Research

A low α-linolenic intake during early life increases adiposity in the adult guinea pig

Etienne Pouteau^1*, Olivier Aprikian¹, Catherine Grenot², Denis Reynaud³, Cecil Pace-Asciak³, Claude Y Cuilleron², Eurídice Castañeda-Gutiérrez¹, Julie Moulin¹, Gregory Pescia¹, Carine Beysen⁴, Scott Turner⁴ and Katherine Macé¹

• * Corresponding author: Etienne Pouteau etienne.pouteau@rdls.nestle.com

Author Affiliations

¹ Nestlé Research Centre, PO Box 44, Vers-Chez-Les-Blanc, 1000 Lausanne 26, Switzerland

² Institut National de la Santé et de la Recherche Médicale, ERM 322, Hôpital Debrousse, 69322 Lyon, France

³ Research Institute, Rm 2032F, E McMaster Bldg, The Hospital for Sick Children, Toronto, Canada

⁴ KineMed Ltd, 5980 Horton Street, Suite 400, Emeryville, CA 94608, USA

For all author emails, please log on.

Nutrition & Metabolism 2010, 7:8 doi:10.1186/1743-7075-7-8

Published: 29 January 2010

Abstract

Background

The composition of dietary fatty acids (FA) during early life may impact adult adipose tissue (AT) development. We investigated the effects of α-linolenic acid (ALA) intake during the suckling/weaning period on AT development and metabolic markers in the guinea pig (GP).

Methods

Newborn GP were fed a 27%-fat diet (w/w %) with high (10%-ALA group), moderate (2.4%-ALA group) or low (0.8%-ALA group) ALA content (w/w % as total FA) until they were 21 days old (d21). Then all animals were switched to a 15%-fat diet containing 2% ALA (as total FA) until 136 days of age (d136).

Results

ALA and docosapentaenoic acid measured in plasma triglycerides (TG) at d21 decreased with decreasing ALA intake. Total body fat mass was not different between groups at d21. Adipose tissue TG synthesis rates and proliferation rate of total adipose cells, as assessed by ²H₂O labelling, were unchanged between groups at d21, while hepatic de novo lipogenesis was significantly 2-fold increased in the 0.8%-ALA group.
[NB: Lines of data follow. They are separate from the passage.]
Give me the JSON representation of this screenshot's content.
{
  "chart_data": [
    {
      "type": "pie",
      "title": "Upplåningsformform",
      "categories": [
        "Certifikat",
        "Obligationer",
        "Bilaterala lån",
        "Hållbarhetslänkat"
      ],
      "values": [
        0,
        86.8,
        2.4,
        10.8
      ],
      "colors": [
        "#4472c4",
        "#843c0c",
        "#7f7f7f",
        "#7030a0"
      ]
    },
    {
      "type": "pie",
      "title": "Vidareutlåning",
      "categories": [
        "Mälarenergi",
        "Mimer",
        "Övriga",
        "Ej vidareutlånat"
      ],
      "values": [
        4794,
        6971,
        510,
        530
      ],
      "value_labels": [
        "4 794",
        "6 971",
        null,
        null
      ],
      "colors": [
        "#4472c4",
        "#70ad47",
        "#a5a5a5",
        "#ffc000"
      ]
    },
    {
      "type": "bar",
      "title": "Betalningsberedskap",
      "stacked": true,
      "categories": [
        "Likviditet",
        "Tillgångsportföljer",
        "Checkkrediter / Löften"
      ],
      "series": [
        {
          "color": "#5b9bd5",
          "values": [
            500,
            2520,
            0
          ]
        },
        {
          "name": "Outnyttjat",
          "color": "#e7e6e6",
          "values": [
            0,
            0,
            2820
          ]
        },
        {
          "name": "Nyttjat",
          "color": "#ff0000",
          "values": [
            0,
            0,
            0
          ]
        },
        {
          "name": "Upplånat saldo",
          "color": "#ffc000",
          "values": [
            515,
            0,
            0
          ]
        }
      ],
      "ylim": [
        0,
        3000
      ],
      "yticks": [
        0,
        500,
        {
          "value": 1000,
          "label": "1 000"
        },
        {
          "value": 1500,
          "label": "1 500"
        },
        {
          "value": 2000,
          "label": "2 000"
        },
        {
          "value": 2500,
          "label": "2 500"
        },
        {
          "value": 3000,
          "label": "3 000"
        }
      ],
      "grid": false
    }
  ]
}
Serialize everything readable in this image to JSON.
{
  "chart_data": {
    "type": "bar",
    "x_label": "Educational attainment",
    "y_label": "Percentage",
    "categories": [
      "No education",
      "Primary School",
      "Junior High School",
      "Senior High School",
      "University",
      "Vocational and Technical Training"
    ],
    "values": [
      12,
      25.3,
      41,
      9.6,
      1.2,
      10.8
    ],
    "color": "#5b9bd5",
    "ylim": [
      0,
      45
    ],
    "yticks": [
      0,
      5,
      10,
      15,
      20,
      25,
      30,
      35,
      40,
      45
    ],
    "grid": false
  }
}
In older GP, the 0.8%-ALA group showed a significant 15-%-increased total fat mass (d79 and d107, p < 0.01) and epididymal AT weight (d136) and tended to show higher insulinemia compared to the 10%-ALA group. In addition, proliferation rate of cells in the subcutaneous AT was higher in the 0.8%-ALA (15.2 ± 1.3% new cells/5d) than in the 10%-ALA group (8.6 ± 1.7% new cells/5d, p = 0.021) at d136. AT eicosanoid profiles were not associated with the increase of AT cell proliferation.

Conclusion

A low ALA intake during early postnatal life promotes an increased adiposity in the adult GP.